I don’t remember the name or author, as it was a long time ago and wasn’t a popular author, but the biggest cheat I’ve ever run into was a first-person mystery where, in the end, it turned out the narrator committed the murder. There was no foreshadowing or any tricky stuff to make it actually make any sense at all. The whole book had him trying to solve the murder until the final chapter.

:astonished:

Was it this one?
image

3 Likes

So, this was the complaint against one Agatha Christie novel (I won’t tell which one), though it did play fair with the tricky clues, and, amusingly, the first-person narrator who actually was the murderer gets really confused about some of the clues (as he has no idea what had been going on in one of the sub-plotlines) but not so confused about some of the others (as he was the one who laid down one of the false solutions). Anyway, Christie liked playing tricks, and having the narrator be the murderer turned out to be far from her most audacious trick.

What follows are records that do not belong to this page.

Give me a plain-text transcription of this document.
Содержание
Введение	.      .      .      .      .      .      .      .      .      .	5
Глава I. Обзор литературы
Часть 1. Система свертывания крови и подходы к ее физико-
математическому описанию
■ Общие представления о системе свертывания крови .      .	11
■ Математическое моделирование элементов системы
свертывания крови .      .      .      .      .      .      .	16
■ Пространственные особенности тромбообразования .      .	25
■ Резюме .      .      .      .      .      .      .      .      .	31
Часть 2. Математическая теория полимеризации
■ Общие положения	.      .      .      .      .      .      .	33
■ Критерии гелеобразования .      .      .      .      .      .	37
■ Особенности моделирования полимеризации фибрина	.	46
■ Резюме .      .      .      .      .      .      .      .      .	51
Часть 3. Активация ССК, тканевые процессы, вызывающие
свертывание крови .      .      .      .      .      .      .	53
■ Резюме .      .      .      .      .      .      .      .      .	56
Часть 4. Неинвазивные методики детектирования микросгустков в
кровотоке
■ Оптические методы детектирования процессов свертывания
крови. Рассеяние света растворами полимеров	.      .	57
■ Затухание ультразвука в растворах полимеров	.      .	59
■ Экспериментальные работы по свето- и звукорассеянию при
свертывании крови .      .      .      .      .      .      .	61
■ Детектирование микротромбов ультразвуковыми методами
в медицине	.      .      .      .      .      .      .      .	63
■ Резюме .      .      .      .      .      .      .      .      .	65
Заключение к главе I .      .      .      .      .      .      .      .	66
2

I wasn’t cheated, but there was one book where I considered it her most tricksy, and I had already read the novel mentioned above and a few other of her “twist” novels… and she still completely took me in. I was disgusted with myself, not Christie.

1 Like

In my youth, (20’s maybe?) I remember tearing a book in half and throwing it in the trash, thinking “No one should ever read this.” I don’t remember the author, I don’t remember the book just the visceral reaction to feeling cheated.

I don’t know why they don’t assign more short stories in HS rather than novels.